The world’s gone neon. You look up: a mint green sky. You look left: piles of orange boxes. Dead ahead: a giant red robot. This is Wayward Sky, one of the virtual reality (VR) games on display at last weekend’s PAX West. Expect your kids to fall in love, if they haven’t already.
For those who (rightly) avoided downtown Seattle over Labor Day weekend, you may not have heard of PAX. Founded in 2004 by online behemoth Penny Arcade, PAX started as a smallish 4,500-person event hosted in Bellevue to showcase the latest in gaming. Twelve years later, it’s global, with PAX events in Boston (April 2016), Australia (November 2016), Texas (January 2017) and, as of last weekend, Seattle.
I saw a lot of cool things at PAX — a full-scale model of a T. rex, a 10-foot long Lego replica of the USS Missouri, a woman breastfeeding while walking around with fairy wings on — but the coolest thing by far was VR. In its simplest explanation, VR is computer technology that uses software to create different effects — images, sounds, vibrations — to make a fake world seem real. Think of it like video games on steroids.
I didn’t know what to expect as I made my reservation at the PlayStation VR booth. The murmurs I’d heard from another marquee VR event — Resident Evil 7’s notorious “kitchen demo” — didn’t inspire much confidence in this self-described scaredy-cat. “It’s like you’re really there with the zombie!” I overheard. “Did you see that dude’s head roll around the corner?!”
Thankfully, Wayward Sky wasn’t like that. The game was one of several you could try at PAX that is tied to PlayStation’s much-anticipated VR system, which comes out next month and is one of the many such VR gaming options on the horizon.
After waiting in line for 20 minutes (quick, by PAX standards), I was ushered into a small open-walled cubicle with a folding chair and a TV screen. The screen was more for the PlayStation rep standing to the left of the chair; I wouldn’t see it once I put on the headset.

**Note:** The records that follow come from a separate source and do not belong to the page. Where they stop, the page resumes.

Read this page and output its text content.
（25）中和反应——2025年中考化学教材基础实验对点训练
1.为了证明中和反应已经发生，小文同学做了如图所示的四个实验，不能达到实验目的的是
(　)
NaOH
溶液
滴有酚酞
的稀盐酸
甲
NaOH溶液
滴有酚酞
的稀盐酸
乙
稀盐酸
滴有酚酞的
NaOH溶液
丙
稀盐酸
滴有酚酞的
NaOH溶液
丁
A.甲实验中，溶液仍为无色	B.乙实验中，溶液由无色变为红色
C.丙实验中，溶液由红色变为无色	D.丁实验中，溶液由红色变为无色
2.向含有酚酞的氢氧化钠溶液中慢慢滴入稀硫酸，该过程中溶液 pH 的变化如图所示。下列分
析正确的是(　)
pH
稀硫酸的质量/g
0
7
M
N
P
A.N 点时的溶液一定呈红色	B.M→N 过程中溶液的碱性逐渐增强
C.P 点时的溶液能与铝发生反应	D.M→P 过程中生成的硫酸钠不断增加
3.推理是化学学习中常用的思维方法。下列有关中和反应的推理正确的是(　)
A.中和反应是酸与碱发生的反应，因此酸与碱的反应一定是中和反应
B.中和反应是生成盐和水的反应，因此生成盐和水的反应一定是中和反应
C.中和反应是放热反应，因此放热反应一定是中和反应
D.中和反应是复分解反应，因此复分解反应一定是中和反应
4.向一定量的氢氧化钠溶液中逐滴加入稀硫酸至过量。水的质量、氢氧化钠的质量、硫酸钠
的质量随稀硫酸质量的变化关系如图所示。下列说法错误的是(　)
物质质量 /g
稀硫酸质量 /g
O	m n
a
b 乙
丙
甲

I explained my newbie status to the rep, who would serve as my guide on this wild and crazy adventure. Upon seeing my media pass and learning I worked for a parenting magazine, he promptly told me how much his kids like VR. His 10-year-old son had, in fact, recently played an underwater game that had him gazing at reefs and swimming with fish. “He loved it,” the guide said as he handed me my VR headset.
Soon, I got why. You think you’d know you’re just playing a game (the headset, after all, looks like an overblown ski mask) but you lose yourself — fast. Between the studio-quality headphones and the full-cover eye gear, which isn’t as heavy as it looks, you’re quickly immersed in whatever world you find yourself in.
For the folks out there who can barely keep up with the latest iPhone release, take note: Your kid will be wanting VR and wanting it soon.
My world starred Bess, the Amelia Earhart-like heroine of Wayward Sky who crashes into a mysterious fortress in the clouds while out flying with her father. During the brief demo, I toggled between hovering above Bess and “becoming” her, using free-floating gloved hands to do everything from screw in lightbulbs to rewire circuits. I solved puzzles, navigated mazes and chatted up giant robots. I was sad to see my seven minutes end.
Expect it on gifts lists soon
For the techies in the audience, I wouldn’t blame you if you’re rolling your eyes at my “um guys, have you heard of this?!” tone; VR isn’t exactly breaking news. But for the folks out there who can barely keep up with the latest iPhone release, take note: Your kid will be wanting VR and wanting it soon. In fact, if you were one of the many who scrambled for Google Cardboard earlier this year, you may already have it (if a slightly less high-tech option than what I tried at PAX).
Should you be concerned at just how immersive VR is? Yes, perhaps, but let’s, for a moment, put our (very valid) concerns about screen time on hold and consider the possibilities. Thanks to VR, a 10-year-old boy explored the ocean. He saw with his own eyes and “felt” with his own hands a world beyond his own, an immersive experience that is one part terrifying, one part breathtaking.
If Pokémon Go and its augmented reality taught us anything, it’s that there’s a hunger for this kind of thing and the hungriest people are kids. Of course, VR isn’t anywhere close to being as accessible and affordable as Pokémon Go. The PlayStation VR headset costs a cool $399 plus PS4 (an additional $300), if you don’t already have one. Price tag, however, won’t stop kids (and this reporter) from lusting after one.
If you go…
Tickets for PAX are infamously hard to come by. PAX West 2017 isn’t open yet but keep an eye on this site for details.
This is a family-friendly event though not all exhibits are open to all ages (the PlayStation VR booth, for example, only allowed demos for ages 12 and up). Also, note that some of the costumes people wear to PAX can be sexy or scary. Plan accordingly.